El simiu mostraba una alegría conmovedora.
—Estoy contento de que os guste. —Se volvió hacia la entrada—. Recordad que debéis mantener las puertas cerradas, para que no se disipe la atmósfera más fresca. Ahora tengo que comprobar el rumbo. Vosotros, honorables amigos, descansad. Habéis tenido un día muy agitado.
Bajó las luces y se fue, dejando cerradas las puertas correderas. Mahree miró a Rob:
—Gracias por impedir que metiera la pata —dijo.
Rob le sonrió al tiempo que extendía la mano.
—Saludos, compañera de cuarto. Será divertido, como salir de acampada.
Ella le estrechó la mano devolviéndole la sonrisa con timidez.
—Eso, como una acampada.
—No te apures. Yo sólo ronco cuando estoy borracho. Al menos eso dicen. No te impediré dormir.
—En este momento, no me impediría dormir ni un cañón que me apuntara a la cabeza —declaró Mahree bostezando—. Podemos dividir esas esterillas en dos montones… Hay muchas.
Su bostezo fue contagioso, y Mahree rió al ver que a Rob se le abría también la boca.
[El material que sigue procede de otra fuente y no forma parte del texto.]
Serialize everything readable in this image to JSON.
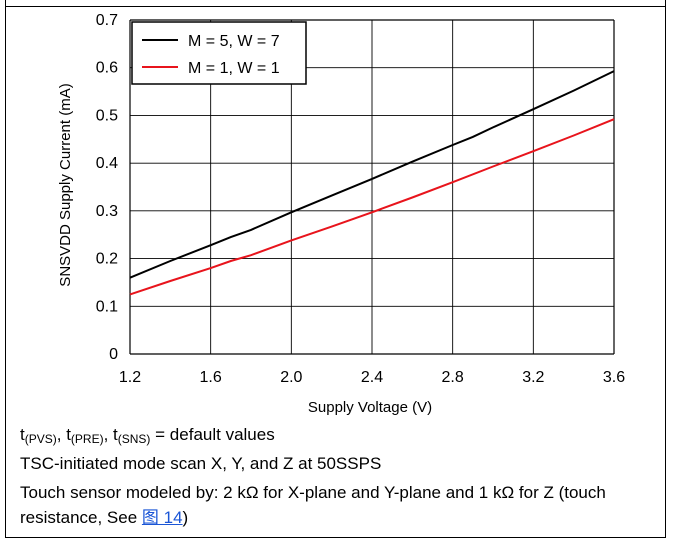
{
  "chart_data": {
    "type": "line",
    "title": "",
    "xlabel": "Supply Voltage (V)",
    "ylabel": "SNSVDD Supply Current (mA)",
    "xlim": [
      1.2,
      3.6
    ],
    "ylim": [
      0,
      0.7
    ],
    "x_ticks": [
      "1.2",
      "1.6",
      "2.0",
      "2.4",
      "2.8",
      "3.2",
      "3.6"
    ],
    "y_ticks": [
      "0",
      "0.1",
      "0.2",
      "0.3",
      "0.4",
      "0.5",
      "0.6",
      "0.7"
    ],
    "grid": true,
    "legend_position": "top-left",
    "series": [
      {
        "name": "M = 5, W = 7",
        "color": "#000000",
        "x": [
          1.2,
          1.4,
          1.6,
          1.7,
          1.8,
          2.0,
          2.2,
          2.4,
          2.6,
          2.8,
          2.9,
          3.0,
          3.2,
          3.4,
          3.6
        ],
        "y": [
          0.16,
          0.195,
          0.228,
          0.245,
          0.26,
          0.297,
          0.332,
          0.367,
          0.403,
          0.438,
          0.455,
          0.475,
          0.513,
          0.552,
          0.593
        ]
      },
      {
        "name": "M = 1, W = 1",
        "color": "#e8141c",
        "x": [
          1.2,
          1.4,
          1.6,
          1.7,
          1.8,
          2.0,
          2.2,
          2.4,
          2.6,
          2.8,
          3.0,
          3.2,
          3.4,
          3.6
        ],
        "y": [
          0.125,
          0.153,
          0.18,
          0.195,
          0.207,
          0.238,
          0.267,
          0.297,
          0.328,
          0.36,
          0.393,
          0.425,
          0.458,
          0.492
        ]
      }
    ]
  },
  "notes": {
    "line1": {
      "t": "t",
      "sub1": "(PVS)",
      "sep1": ", t",
      "sub2": "(PRE)",
      "sep2": ", t",
      "sub3": "(SNS)",
      "rest": " = default values"
    },
    "line2": "TSC-initiated mode scan X, Y, and Z at 50SSPS",
    "line3_text": "Touch sensor modeled by: 2 kΩ for X-plane and Y-plane and 1 kΩ for Z (touch resistance, See ",
    "line3_link": "图 14",
    "line3_end": ")"
  }
}
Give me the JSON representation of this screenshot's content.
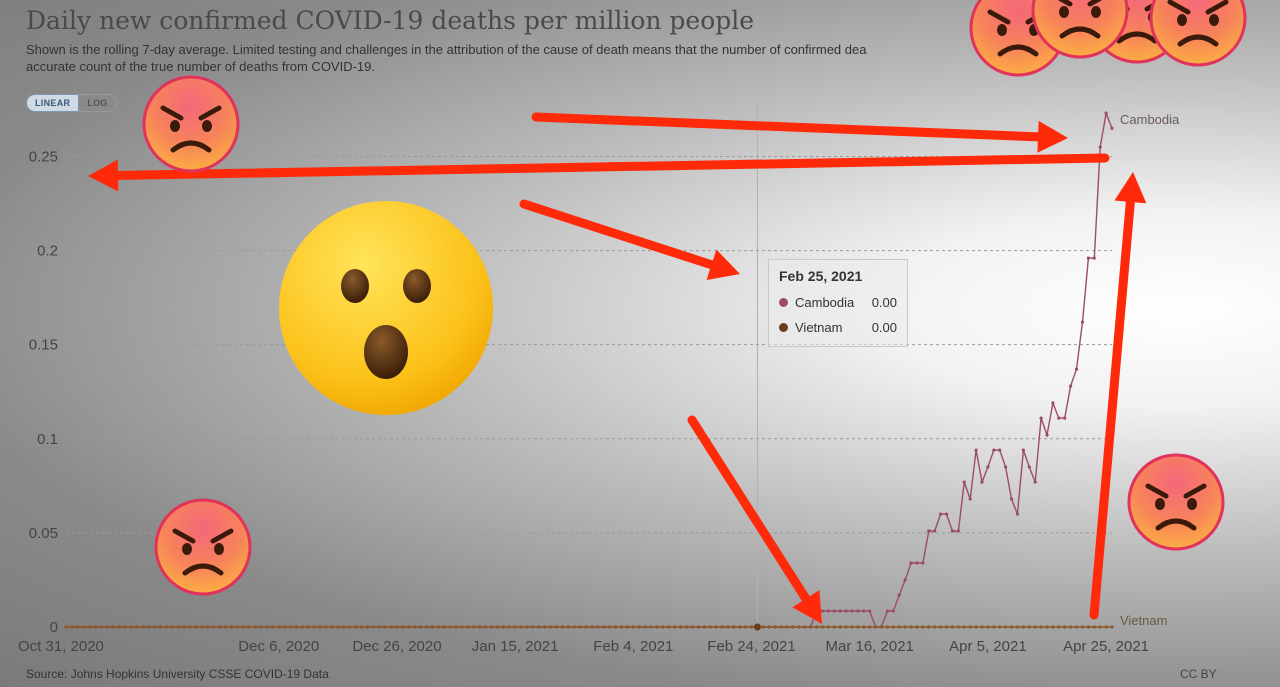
{
  "chart_data": {
    "type": "line",
    "title": "Daily new confirmed COVID-19 deaths per million people",
    "subtitle_line1": "Shown is the rolling 7-day average. Limited testing and challenges in the attribution of the cause of death means that the number of confirmed dea",
    "subtitle_line2": "accurate count of the true number of deaths from COVID-19.",
    "scale_toggle": {
      "linear": "LINEAR",
      "log": "LOG",
      "selected": "LINEAR"
    },
    "x_range": [
      "2020-10-31",
      "2021-04-26"
    ],
    "ylim": [
      0,
      0.28
    ],
    "y_ticks": [
      "0",
      "0.05",
      "0.1",
      "0.15",
      "0.2",
      "0.25"
    ],
    "x_ticks": [
      {
        "date": "2020-10-31",
        "label": "Oct 31, 2020"
      },
      {
        "date": "2020-12-06",
        "label": "Dec 6, 2020"
      },
      {
        "date": "2020-12-26",
        "label": "Dec 26, 2020"
      },
      {
        "date": "2021-01-15",
        "label": "Jan 15, 2021"
      },
      {
        "date": "2021-02-04",
        "label": "Feb 4, 2021"
      },
      {
        "date": "2021-02-24",
        "label": "Feb 24, 2021"
      },
      {
        "date": "2021-03-16",
        "label": "Mar 16, 2021"
      },
      {
        "date": "2021-04-05",
        "label": "Apr 5, 2021"
      },
      {
        "date": "2021-04-25",
        "label": "Apr 25, 2021"
      }
    ],
    "grid": true,
    "series": [
      {
        "name": "Cambodia",
        "color": "#9c4b6e",
        "points": [
          [
            "2020-10-31",
            0
          ],
          [
            "2021-03-06",
            0
          ],
          [
            "2021-03-07",
            0.0085
          ],
          [
            "2021-03-08",
            0.0085
          ],
          [
            "2021-03-15",
            0.0085
          ],
          [
            "2021-03-16",
            0.0085
          ],
          [
            "2021-03-17",
            0
          ],
          [
            "2021-03-18",
            0
          ],
          [
            "2021-03-19",
            0.0085
          ],
          [
            "2021-03-20",
            0.0085
          ],
          [
            "2021-03-21",
            0.017
          ],
          [
            "2021-03-22",
            0.025
          ],
          [
            "2021-03-23",
            0.034
          ],
          [
            "2021-03-24",
            0.034
          ],
          [
            "2021-03-25",
            0.034
          ],
          [
            "2021-03-26",
            0.051
          ],
          [
            "2021-03-27",
            0.051
          ],
          [
            "2021-03-28",
            0.06
          ],
          [
            "2021-03-29",
            0.06
          ],
          [
            "2021-03-30",
            0.051
          ],
          [
            "2021-03-31",
            0.051
          ],
          [
            "2021-04-01",
            0.077
          ],
          [
            "2021-04-02",
            0.068
          ],
          [
            "2021-04-03",
            0.094
          ],
          [
            "2021-04-04",
            0.077
          ],
          [
            "2021-04-05",
            0.085
          ],
          [
            "2021-04-06",
            0.094
          ],
          [
            "2021-04-07",
            0.094
          ],
          [
            "2021-04-08",
            0.085
          ],
          [
            "2021-04-09",
            0.068
          ],
          [
            "2021-04-10",
            0.06
          ],
          [
            "2021-04-11",
            0.094
          ],
          [
            "2021-04-12",
            0.085
          ],
          [
            "2021-04-13",
            0.077
          ],
          [
            "2021-04-14",
            0.111
          ],
          [
            "2021-04-15",
            0.102
          ],
          [
            "2021-04-16",
            0.119
          ],
          [
            "2021-04-17",
            0.111
          ],
          [
            "2021-04-18",
            0.111
          ],
          [
            "2021-04-19",
            0.128
          ],
          [
            "2021-04-20",
            0.137
          ],
          [
            "2021-04-21",
            0.162
          ],
          [
            "2021-04-22",
            0.196
          ],
          [
            "2021-04-23",
            0.196
          ],
          [
            "2021-04-24",
            0.255
          ],
          [
            "2021-04-25",
            0.273
          ],
          [
            "2021-04-26",
            0.265
          ]
        ]
      },
      {
        "name": "Vietnam",
        "color": "#8a5a2a",
        "points": [
          [
            "2020-10-31",
            0
          ],
          [
            "2021-04-26",
            0
          ]
        ]
      }
    ],
    "series_label_colors": {
      "Cambodia": "#6a5a66",
      "Vietnam": "#6a5a44"
    },
    "tooltip": {
      "date": "Feb 25, 2021",
      "rows": [
        {
          "name": "Cambodia",
          "value": "0.00",
          "color": "#9c4b6e"
        },
        {
          "name": "Vietnam",
          "value": "0.00",
          "color": "#6b3b1e"
        }
      ]
    },
    "source": "Source: Johns Hopkins University CSSE COVID-19 Data",
    "license": "CC BY"
  },
  "overlay": {
    "arrow_color": "#ff2a0a",
    "emojis": [
      "angry-face",
      "angry-face",
      "angry-face",
      "angry-face",
      "angry-face",
      "angry-face",
      "angry-face",
      "astonished-face"
    ]
  }
}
—No sé —dijo él con una mirada irónica mientras se repartían las esterillas y se hacían las camas en rincones opuestos del pequeño camarote—. Eso de que te apunten con una pistola te produce una tremenda descarga de adrenalina. —Se sentó y descorrió el cierre de las botas—. Por lo menos a mí vaya si me despertó.
Mahree, cohibidísima, se quitó los zapatos y se tendió.
—Bue… nas… noches… —susurró mientras el agotamiento la envolvía como una ola cálida.
—Buenas noches… —murmuró él; pero, al cabo de un momento, volvió a oírse su voz—. Oye, chiquitína… ¿De verdad habrías disparado?
Mahree se volvió y se quedó mirando el techo, bajo e inclinado, del pequeño camarote. Guardó silencio durante un rato y luego respondió:
—Sí; me hubiera dolido mucho, pero habría disparado.
—Eso me pareció —dijo él suavemente—. Duerme, pequeña.
Mahree estuvo escuchando su respiración plácida y acompasada mientras él se quedaba dormido. Sintió ganas de llorar; pero se durmió antes de que las lágrimas acudieran a sus ojos.